The following recommendations are based on good and consistent scientific evidence (Level A):
- Periconceptional folic acid supplementation is recommended because it has been shown to reduce the occurrence and recurrence of neural tube defects (NTDs).
- For low-risk women, folic acid supplementation of 400 micrograms per day currently is recommended because nutritional sources alone are insufficient. Higher levels of supplementation should not be achieved by taking excess multivitamins because of the risk of vitamin A toxicity.
- For women at high risk of NTDs or who have had a previous pregnancy with an NTD, folic acid supplementation of 4 mg per day is recommended.
- Maternal serum alpha-fetoprotein (AFP) evaluation is an effective screening test for NTDs and should be offered to all pregnant women.
The following recommendations are based on limited or inconsistent scientific evidence (Level B):
- Women with elevated serum alpha-fetoprotein levels should have a specialized ultrasound examination to further assess the risk of NTDs.

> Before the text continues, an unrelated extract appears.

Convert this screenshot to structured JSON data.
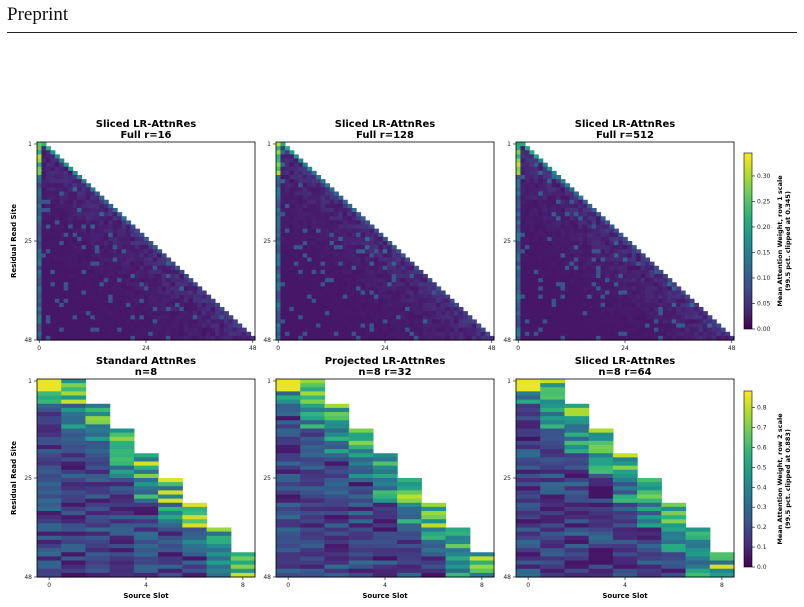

- The fetus with an NTD should be delivered at a facility that has personnel capable of handling all aspects of neonatal complications
The following recommendations are based primarily on consensus and expert opinion (Level C):
- The ideal dose for folic acid supplementation has not been appropriately evaluated in prospective clinical studies. A 400 microgram supplement currently is recommended for women capable of becoming pregnant.
- The route of delivery for the fetus with an NTD should be individualized because data are lacking that any one route provides a superior outcome.
Definitions:
Grades of Evidence
I Evidence obtained from at least one properly designed randomized controlled trial
II-1 Evidence obtained from well-designed controlled trials without randomization
II-2 Evidence obtained from well-designed cohort or case-control analytic studies, preferably from more than one center or research group
II-3 Evidence obtained from multiple time series with or without the intervention. Dramatic results in uncontrolled experiments also could be regarded as this type of evidence.
III Opinions of respected authorities, based on clinical experience, descriptive studies, or reports of expert committees
Levels of Recommendations
Level A - Recommendations are based on good and consistent scientific evidence.
Level B - Recommendations are based on limited or inconsistent scientific evidence.
Level C - Recommendations are based primarily on consensus and expert opinion.